6 Market Street is a Grade II listed building in the North Norfolk local planning authority area, England. First listed on 21 June 1950. Restaurant. 5 related planning applications.
6 Market Street
- WRENN ID
- roaming-turret-wagtail
- Grade
- II
- Local Planning Authority
- North Norfolk
- Country
- England
- Date first listed
- 21 June 1950
- Type
- Restaurant
- Source
- Historic England listing
Description
An early 17th-century building, originally constructed as a house and workshop, now in use as a restaurant.
Construction and Materials
The building is constructed of brick with some limited areas of flint rubble. The oak-framed roofs are covered in pantiles.
Exterior
The principal elevation faces south onto Market Street. It is two storeys high and three bays wide, with a steeply pitched roof covered in pantiles. The wall is faced in early 19th-century brick. At first floor are three six-over-six wooden sash windows. At ground floor, the left-hand bay is a yard entrance with a depressed, gauged-brick arch. The shopfront occupies the two right-hand bays and is symmetrical, with a central door between four large panes of glass on each side; the left-hand side dates from the 19th century while the right-hand side is a 20th-century addition. There are wooden risers and retractable canopies.
On the north side above the yard entrance, the wall is made of a mixture of 17th-century brick and flint rubble. Above the archway is a blocked window with a moulded pediment.
The rear range extends several bays and is two storeys high with a pitched roof covered in pantiles. Its west elevation faces onto the rear yard and has walls of brick and flint, with a greater amount of flint north of a slight cant in the building line, suggesting a change in construction phasing. A moulded brick string course divides the storeys. At ground floor are two glazed early 21st-century shopfront windows, with two older pine-framed windows to the left-hand side: the smaller has a single light, while the larger is an eight-light mullion and transom window. At first floor are at least three blocked openings, alongside a five-light window with an early 21st-century wooden frame and an older two-light casement.
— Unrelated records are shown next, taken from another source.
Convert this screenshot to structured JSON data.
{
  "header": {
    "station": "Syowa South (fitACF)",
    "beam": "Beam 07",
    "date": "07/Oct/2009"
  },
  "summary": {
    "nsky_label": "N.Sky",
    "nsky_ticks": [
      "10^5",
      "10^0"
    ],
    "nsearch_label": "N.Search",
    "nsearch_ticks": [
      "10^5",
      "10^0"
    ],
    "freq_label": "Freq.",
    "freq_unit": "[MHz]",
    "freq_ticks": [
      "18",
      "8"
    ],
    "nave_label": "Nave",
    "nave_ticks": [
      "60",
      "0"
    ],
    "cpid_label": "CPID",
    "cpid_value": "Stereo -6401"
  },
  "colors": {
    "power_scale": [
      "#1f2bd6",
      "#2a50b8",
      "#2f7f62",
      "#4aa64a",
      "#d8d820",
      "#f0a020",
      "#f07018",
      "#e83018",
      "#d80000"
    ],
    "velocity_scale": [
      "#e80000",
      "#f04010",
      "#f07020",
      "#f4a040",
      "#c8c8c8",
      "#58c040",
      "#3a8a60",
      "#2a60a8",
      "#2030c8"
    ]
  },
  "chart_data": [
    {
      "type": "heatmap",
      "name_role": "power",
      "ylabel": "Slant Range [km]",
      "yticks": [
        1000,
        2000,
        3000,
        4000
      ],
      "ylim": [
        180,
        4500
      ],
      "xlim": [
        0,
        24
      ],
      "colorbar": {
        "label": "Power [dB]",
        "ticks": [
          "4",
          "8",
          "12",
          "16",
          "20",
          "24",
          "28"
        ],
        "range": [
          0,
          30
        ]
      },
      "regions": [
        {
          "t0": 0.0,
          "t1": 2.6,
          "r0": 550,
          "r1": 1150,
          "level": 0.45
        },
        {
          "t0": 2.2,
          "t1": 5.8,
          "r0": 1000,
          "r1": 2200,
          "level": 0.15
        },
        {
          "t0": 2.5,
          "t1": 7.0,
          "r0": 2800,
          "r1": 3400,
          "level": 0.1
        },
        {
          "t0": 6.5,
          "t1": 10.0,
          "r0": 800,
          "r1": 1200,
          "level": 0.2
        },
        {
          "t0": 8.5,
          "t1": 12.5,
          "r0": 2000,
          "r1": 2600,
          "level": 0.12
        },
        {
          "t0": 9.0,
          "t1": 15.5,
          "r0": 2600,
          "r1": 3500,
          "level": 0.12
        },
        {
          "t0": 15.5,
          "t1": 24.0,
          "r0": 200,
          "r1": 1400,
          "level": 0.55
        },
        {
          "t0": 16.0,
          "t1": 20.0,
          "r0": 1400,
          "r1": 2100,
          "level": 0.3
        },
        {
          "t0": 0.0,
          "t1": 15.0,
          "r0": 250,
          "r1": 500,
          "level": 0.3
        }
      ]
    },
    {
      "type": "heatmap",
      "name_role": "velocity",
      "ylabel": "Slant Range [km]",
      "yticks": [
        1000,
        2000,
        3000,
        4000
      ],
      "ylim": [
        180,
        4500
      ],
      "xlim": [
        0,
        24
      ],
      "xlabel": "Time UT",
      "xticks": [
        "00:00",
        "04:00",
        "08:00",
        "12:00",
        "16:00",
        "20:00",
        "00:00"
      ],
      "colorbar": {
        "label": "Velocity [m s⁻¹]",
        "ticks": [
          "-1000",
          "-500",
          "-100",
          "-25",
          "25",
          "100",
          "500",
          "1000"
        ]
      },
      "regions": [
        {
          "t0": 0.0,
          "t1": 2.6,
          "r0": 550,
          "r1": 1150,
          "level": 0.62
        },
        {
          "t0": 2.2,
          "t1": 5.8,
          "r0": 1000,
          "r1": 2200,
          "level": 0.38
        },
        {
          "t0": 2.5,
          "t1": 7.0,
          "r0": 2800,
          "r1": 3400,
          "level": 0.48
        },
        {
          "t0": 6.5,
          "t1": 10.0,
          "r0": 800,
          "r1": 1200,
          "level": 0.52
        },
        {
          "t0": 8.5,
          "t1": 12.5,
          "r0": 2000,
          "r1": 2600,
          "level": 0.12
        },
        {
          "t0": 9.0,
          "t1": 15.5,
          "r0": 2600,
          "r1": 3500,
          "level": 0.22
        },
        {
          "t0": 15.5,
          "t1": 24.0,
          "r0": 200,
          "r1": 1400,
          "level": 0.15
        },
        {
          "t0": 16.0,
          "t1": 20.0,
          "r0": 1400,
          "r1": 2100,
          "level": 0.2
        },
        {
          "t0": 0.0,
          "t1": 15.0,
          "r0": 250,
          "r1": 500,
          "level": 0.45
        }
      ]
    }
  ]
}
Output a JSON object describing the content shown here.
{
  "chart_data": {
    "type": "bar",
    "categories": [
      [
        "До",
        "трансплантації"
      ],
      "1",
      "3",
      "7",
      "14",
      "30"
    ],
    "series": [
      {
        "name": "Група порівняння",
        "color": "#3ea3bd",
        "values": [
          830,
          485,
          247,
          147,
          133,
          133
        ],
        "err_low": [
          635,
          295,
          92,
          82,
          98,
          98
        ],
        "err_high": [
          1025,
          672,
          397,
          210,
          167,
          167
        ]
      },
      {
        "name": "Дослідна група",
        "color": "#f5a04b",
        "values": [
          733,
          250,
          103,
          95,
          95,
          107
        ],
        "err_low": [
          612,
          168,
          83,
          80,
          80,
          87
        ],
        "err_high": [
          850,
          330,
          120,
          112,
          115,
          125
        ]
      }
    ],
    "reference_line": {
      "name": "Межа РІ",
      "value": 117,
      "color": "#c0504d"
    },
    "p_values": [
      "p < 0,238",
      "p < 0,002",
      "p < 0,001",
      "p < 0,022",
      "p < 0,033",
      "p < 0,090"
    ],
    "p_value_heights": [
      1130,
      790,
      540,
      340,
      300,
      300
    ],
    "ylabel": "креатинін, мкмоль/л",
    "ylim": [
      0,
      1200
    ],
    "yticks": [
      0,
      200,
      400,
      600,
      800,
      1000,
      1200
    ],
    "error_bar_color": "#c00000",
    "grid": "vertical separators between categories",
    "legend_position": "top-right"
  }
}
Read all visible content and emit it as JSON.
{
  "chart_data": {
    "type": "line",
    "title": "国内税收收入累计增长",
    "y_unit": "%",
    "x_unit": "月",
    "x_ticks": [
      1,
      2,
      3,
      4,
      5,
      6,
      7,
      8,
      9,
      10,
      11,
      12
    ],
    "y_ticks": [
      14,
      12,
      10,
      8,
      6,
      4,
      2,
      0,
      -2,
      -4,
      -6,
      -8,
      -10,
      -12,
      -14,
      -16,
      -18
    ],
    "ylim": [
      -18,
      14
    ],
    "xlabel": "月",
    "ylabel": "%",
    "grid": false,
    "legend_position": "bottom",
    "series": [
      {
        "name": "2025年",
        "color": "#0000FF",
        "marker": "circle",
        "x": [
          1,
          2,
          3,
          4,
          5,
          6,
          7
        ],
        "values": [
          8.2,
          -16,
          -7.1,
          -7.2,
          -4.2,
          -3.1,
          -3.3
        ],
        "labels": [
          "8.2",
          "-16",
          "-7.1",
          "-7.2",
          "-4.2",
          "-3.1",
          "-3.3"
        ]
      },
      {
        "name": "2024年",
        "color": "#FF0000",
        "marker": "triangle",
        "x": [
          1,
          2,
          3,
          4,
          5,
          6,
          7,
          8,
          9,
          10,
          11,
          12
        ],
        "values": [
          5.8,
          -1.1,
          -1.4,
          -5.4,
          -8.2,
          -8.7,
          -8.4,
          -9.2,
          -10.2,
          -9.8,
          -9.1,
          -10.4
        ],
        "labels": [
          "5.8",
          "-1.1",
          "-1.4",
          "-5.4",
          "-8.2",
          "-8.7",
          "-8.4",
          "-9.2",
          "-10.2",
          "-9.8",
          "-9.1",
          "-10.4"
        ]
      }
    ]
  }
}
The north elevation is a plain gable of red brick laid in English bond, with a small amount of galleted flint at the lowest parts of the wall. At ground floor is a 21st-century door set in a 19th-century opening, alongside patches of altered brickwork suggesting repeated changes to earlier doorways. At first floor is a five-light 17th-century mullion window with a heavily moulded weather detail above. At attic level is an altered four-light window. Early 21st-century tie bars run between each storey, and a brick string course divides the first and second floors.
The east elevation of the rear range has been refaced in late 20th-century brick and is structurally connected by steel beams to the neighbouring site. Original 17th-century wooden window frames are visible at first floor (three-light, five-light and two-light). At ground floor level is a single-storey late 20th-century brick-built extension.
The east gable of the Market Street range shows original 17th-century brickwork, an exposed tie beam in the upper part of the gable, a brick string course, and evidence of a former late 19th-century or early 20th-century chimney which has now been truncated.
Interior
The building's historic plan has been altered to support its changing commercial uses. Staircases and circulation were most recently replaced in the 21st century.
At ground floor, some of the historic timber frame is visible. Within the rear range are quarter-round moulded beams with lamb's tongue stops, suggesting a relatively high-status historic function.
At first floor in the Market Street range are two fireplaces with arch-plate grates. In the rear range are wide oak floorboards. The rear of the first floor shows a good deal of the timber frame, including finely chamfered joists with stops, and some unchamfered elements with visible carpenters' marks in the end bays.
The front range roof structure comprises three principal-rafter and slightly cranked collar trusses, between which are two sets of purlins, windbraces and common rafters; the truss in the gable end also has a tiebeam.
The roof over the rear range consists of six principal-rafter and collar trusses, between which are two sets of purlins, windbraces and common rafters.
The two-cell basement has a brick and pamment floor and chamfered ceiling beams with carved stops.